The original purchaser of this car did spring for the $282 3-speed Turbo-Hydramatic 350, which no doubt would help improve performance over the older 250’s equipped with the 2-speed Powerglide. By 1977 automatic transmissions were becoming pretty ubiquitous in this class, and Malibu was no different with 98.7% being equipped as such. The original purchaser also selected power steering ($146) and power brakes ($61), which were in 99.3% and 97.4% of 1977 Malibus respectively.
The original purchaser, however, kept the base hub caps on body coloured wheels. Air conditioning, a passenger mirror and even a clock were also not selected.

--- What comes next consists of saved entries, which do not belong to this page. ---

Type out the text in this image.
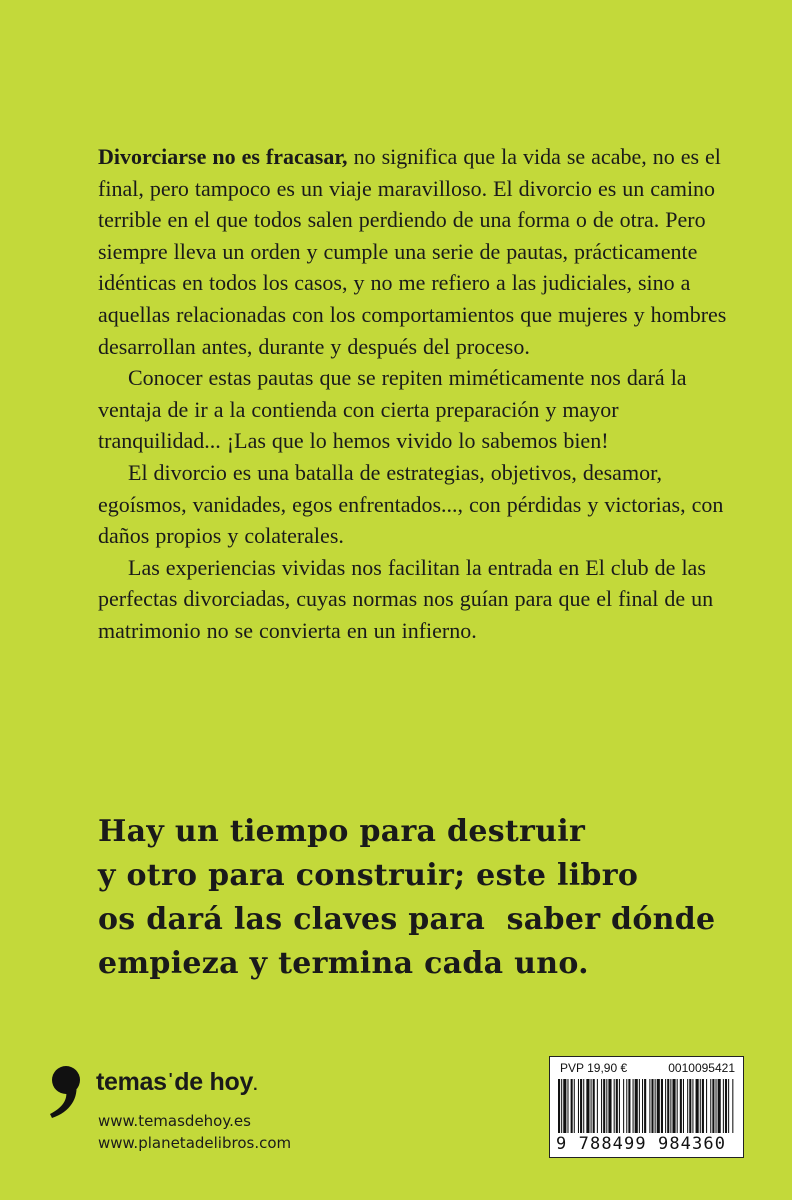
Divorciarse no es fracasar, no significa que la vida se acabe, no es el final, pero tampoco es un viaje maravilloso. El divorcio es un camino terrible en el que todos salen perdiendo de una forma o de otra. Pero siempre lleva un orden y cumple una serie de pautas, prácticamente idénticas en todos los casos, y no me refiero a las judiciales, sino a aquellas relacionadas con los comportamientos que mujeres y hombres desarrollan antes, durante y después del proceso.

Conocer estas pautas que se repiten miméticamente nos dará la ventaja de ir a la contienda con cierta preparación y mayor tranquilidad... ¡Las que lo hemos vivido lo sabemos bien!

El divorcio es una batalla de estrategias, objetivos, desamor, egoísmos, vanidades, egos enfrentados..., con pérdidas y victorias, con daños propios y colaterales.

Las experiencias vividas nos facilitan la entrada en El club de las perfectas divorciadas, cuyas normas nos guían para que el final de un matrimonio no se convierta en un infierno.

Hay un tiempo para destruir
y otro para construir; este libro
os dará las claves para  saber dónde
empieza y termina cada uno.
temas 'de hoy.
www.temasdehoy.es
www.planetadelibros.com
PVP 19,90 €	0010095421
9 788499 984360
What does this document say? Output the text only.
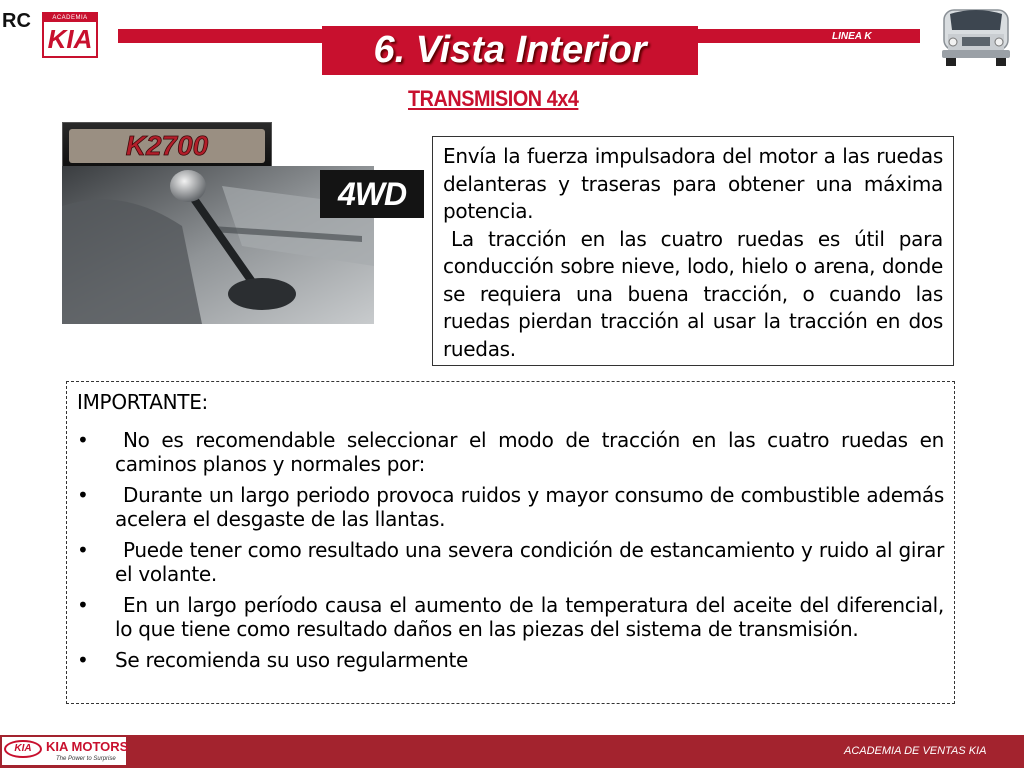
RC	ACADEMIA
KIA	LINEA K
6. Vista Interior
TRANSMISION 4x4
K2700
4WD

Envía la fuerza impulsadora del motor a las ruedas delanteras y traseras para obtener una máxima potencia.

La tracción en las cuatro ruedas es útil para conducción sobre nieve, lodo, hielo o arena, donde se requiera una buena tracción, o cuando las ruedas pierdan tracción al usar la tracción en dos ruedas.

IMPORTANTE:
•	No es recomendable seleccionar el modo de tracción en las cuatro ruedas en caminos planos y normales por:
•	Durante un largo periodo provoca ruidos y mayor consumo de combustible además acelera el desgaste de las llantas.
•	Puede tener como resultado una severa condición de estancamiento y ruido al girar el volante.
•	En un largo período causa el aumento de la temperatura del aceite del diferencial, lo que tiene como resultado daños en las piezas del sistema de transmisión.
• Se recomienda su uso regularmente
KIA	KIA MOTORS
The Power to Surprise
ACADEMIA DE VENTAS KIA
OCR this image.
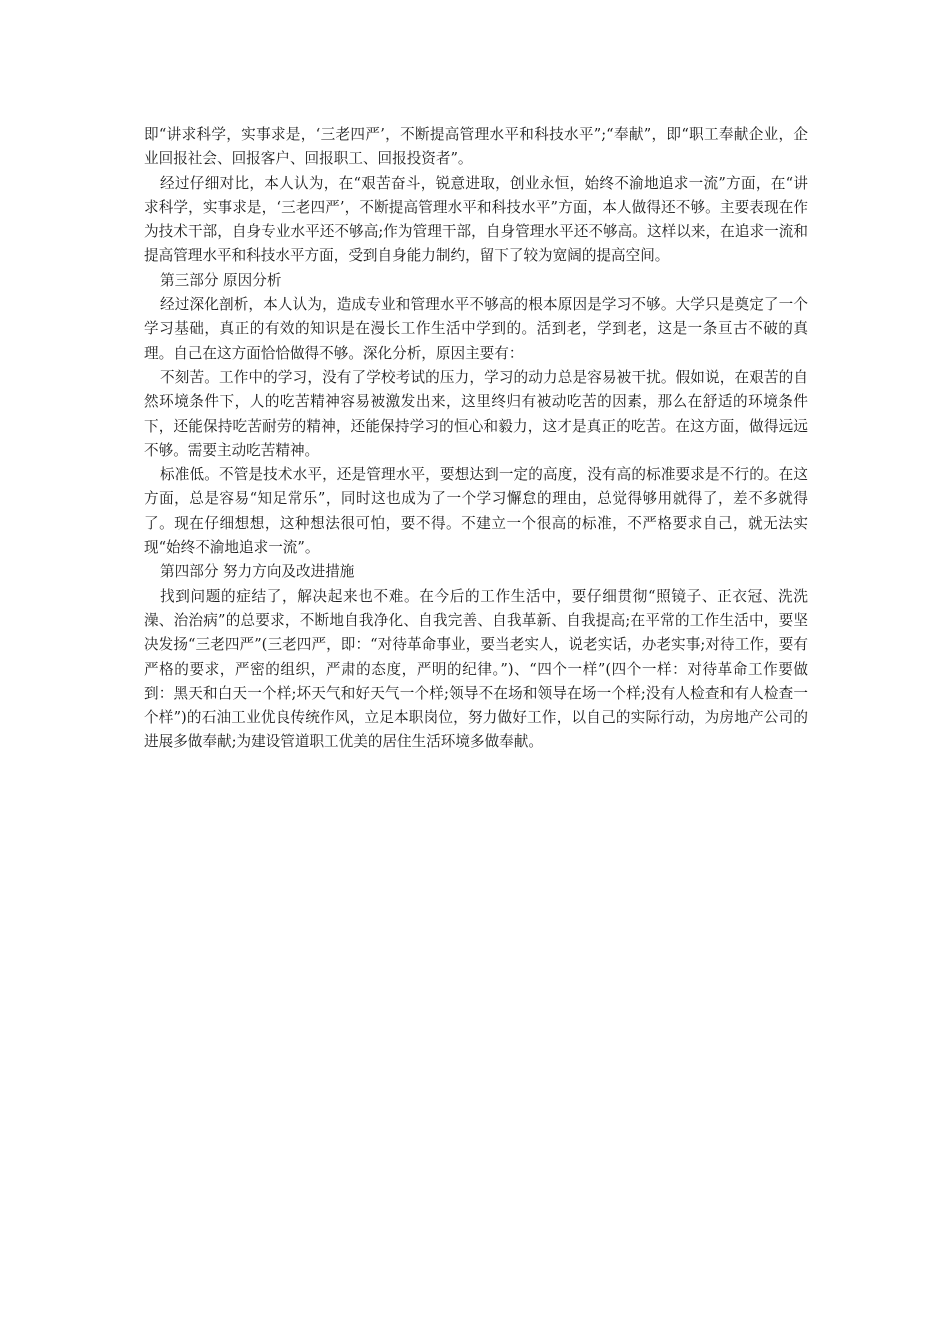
即“讲求科学，实事求是，‘三老四严’，不断提高管理水平和科技水平”;“奉献”，即“职工奉献企业，企业回报社会、回报客户、回报职工、回报投资者”。

经过仔细对比，本人认为，在“艰苦奋斗，锐意进取，创业永恒，始终不渝地追求一流”方面，在“讲求科学，实事求是，‘三老四严’，不断提高管理水平和科技水平”方面，本人做得还不够。主要表现在作为技术干部，自身专业水平还不够高;作为管理干部，自身管理水平还不够高。这样以来，在追求一流和提高管理水平和科技水平方面，受到自身能力制约，留下了较为宽阔的提高空间。

第三部分 原因分析

经过深化剖析，本人认为，造成专业和管理水平不够高的根本原因是学习不够。大学只是奠定了一个学习基础，真正的有效的知识是在漫长工作生活中学到的。活到老，学到老，这是一条亘古不破的真理。自己在这方面恰恰做得不够。深化分析，原因主要有：

不刻苦。工作中的学习，没有了学校考试的压力，学习的动力总是容易被干扰。假如说，在艰苦的自然环境条件下，人的吃苦精神容易被激发出来，这里终归有被动吃苦的因素，那么在舒适的环境条件下，还能保持吃苦耐劳的精神，还能保持学习的恒心和毅力，这才是真正的吃苦。在这方面，做得远远不够。需要主动吃苦精神。

标准低。不管是技术水平，还是管理水平，要想达到一定的高度，没有高的标准要求是不行的。在这方面，总是容易“知足常乐”，同时这也成为了一个学习懈怠的理由，总觉得够用就得了，差不多就得了。现在仔细想想，这种想法很可怕，要不得。不建立一个很高的标准，不严格要求自己，就无法实现“始终不渝地追求一流”。

第四部分 努力方向及改进措施

找到问题的症结了，解决起来也不难。在今后的工作生活中，要仔细贯彻“照镜子、正衣冠、洗洗澡、治治病”的总要求，不断地自我净化、自我完善、自我革新、自我提高;在平常的工作生活中，要坚决发扬“三老四严”(三老四严，即：“对待革命事业，要当老实人，说老实话，办老实事;对待工作，要有严格的要求，严密的组织，严肃的态度，严明的纪律。”)、“四个一样”(四个一样：对待革命工作要做到：黑天和白天一个样;坏天气和好天气一个样;领导不在场和领导在场一个样;没有人检查和有人检查一个样”)的石油工业优良传统作风，立足本职岗位，努力做好工作，以自己的实际行动，为房地产公司的进展多做奉献;为建设管道职工优美的居住生活环境多做奉献。
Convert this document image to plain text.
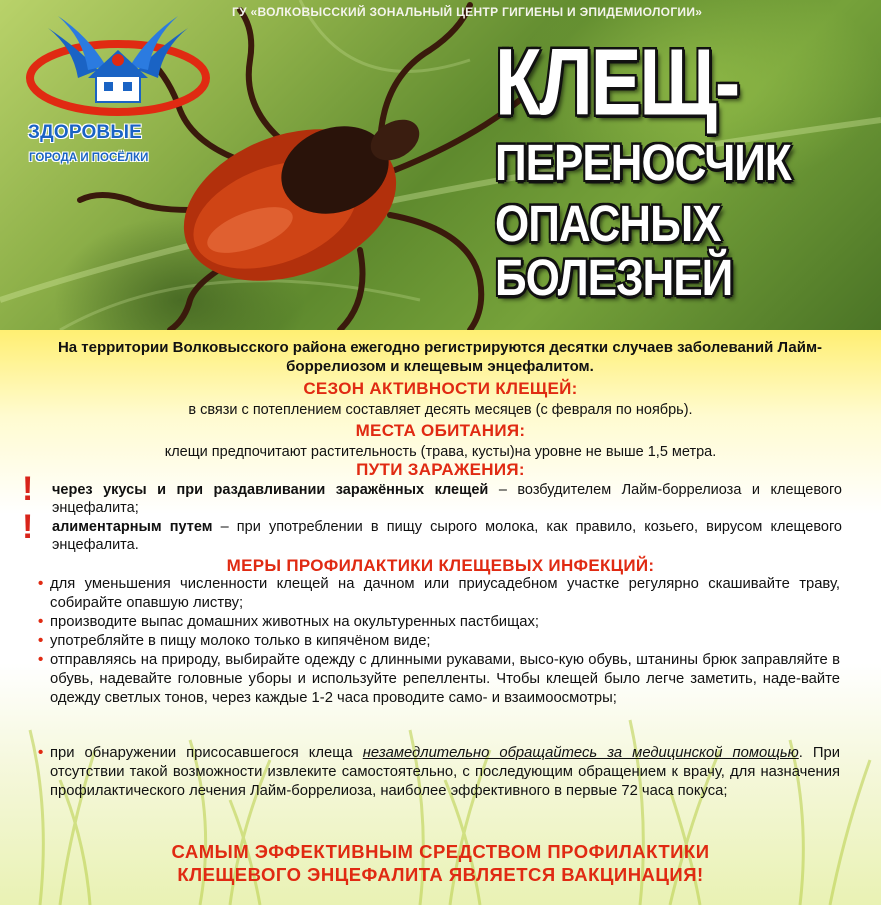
ЗДОРОВЫЕ
ГОРОДА И ПОСЁЛКИ
ГУ «ВОЛКОВЫССКИЙ ЗОНАЛЬНЫЙ ЦЕНТР ГИГИЕНЫ И ЭПИДЕМИОЛОГИИ»
КЛЕЩ-
ПЕРЕНОСЧИК
ОПАСНЫХ
БОЛЕЗНЕЙ
На территории Волковысского района ежегодно регистрируются десятки случаев заболеваний Лайм-боррелиозом и клещевым энцефалитом.
СЕЗОН АКТИВНОСТИ КЛЕЩЕЙ:
в связи с потеплением составляет десять месяцев (с февраля по ноябрь).
МЕСТА ОБИТАНИЯ:
клещи предпочитают растительность (трава, кусты)на уровне не выше 1,5 метра.
ПУТИ ЗАРАЖЕНИЯ:
!
!
через укусы и при раздавливании заражённых клещей – возбудителем Лайм-боррелиоза и клещевого энцефалита;
алиментарным путем – при употреблении в пищу сырого молока, как правило, козьего, вирусом клещевого энцефалита.
МЕРЫ ПРОФИЛАКТИКИ КЛЕЩЕВЫХ ИНФЕКЦИЙ:
• для уменьшения численности клещей на дачном или приусадебном участке регулярно скашивайте траву, собирайте опавшую листву;
• производите выпас домашних животных на окультуренных пастбищах;
• употребляйте в пищу молоко только в кипячёном виде;
• отправляясь на природу, выбирайте одежду с длинными рукавами, высо-кую обувь, штанины брюк заправляйте в обувь, надевайте головные уборы и используйте репелленты. Чтобы клещей было легче заметить, наде-вайте одежду светлых тонов, через каждые 1-2 часа проводите само- и взаимоосмотры;
• при обнаружении присосавшегося клеща незамедлительно обращайтесь за медицинской помощью. При отсутствии такой возможности извлеките самостоятельно, с последующим обращением к врачу, для назначения профилактического лечения Лайм-боррелиоза, наиболее эффективного в первые 72 часа покуса;
САМЫМ ЭФФЕКТИВНЫМ СРЕДСТВОМ ПРОФИЛАКТИКИ
КЛЕЩЕВОГО ЭНЦЕФАЛИТА ЯВЛЯЕТСЯ ВАКЦИНАЦИЯ!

By this time the majority of the Malibu line-up was equipped with air-conditioning, in fact 80.6 % were so equipped in 1977. However, many northern state and Canadian cars still were built without A/C. I also noticed it had the optional (and not very effective) rear window blower defroster and that it’s being sold in Rochester. So it likely was a northern car from new. Despite that, its undercarriage is very clean and unmolested, suggesting it was never exposed to harsh weather.
This Malibu is a true unique rolling piece of history that hopefully finds a good home. The owner is asking $9000 for the car, which may be somewhat optimistic. But considering how few are left in this condition, and how few are equipped like this, it is probably a reasonable price. It will just take the right buyer to come along and scoop it up. Let’s hope it finds a new care taker, perhaps a fellow CCer might be interested?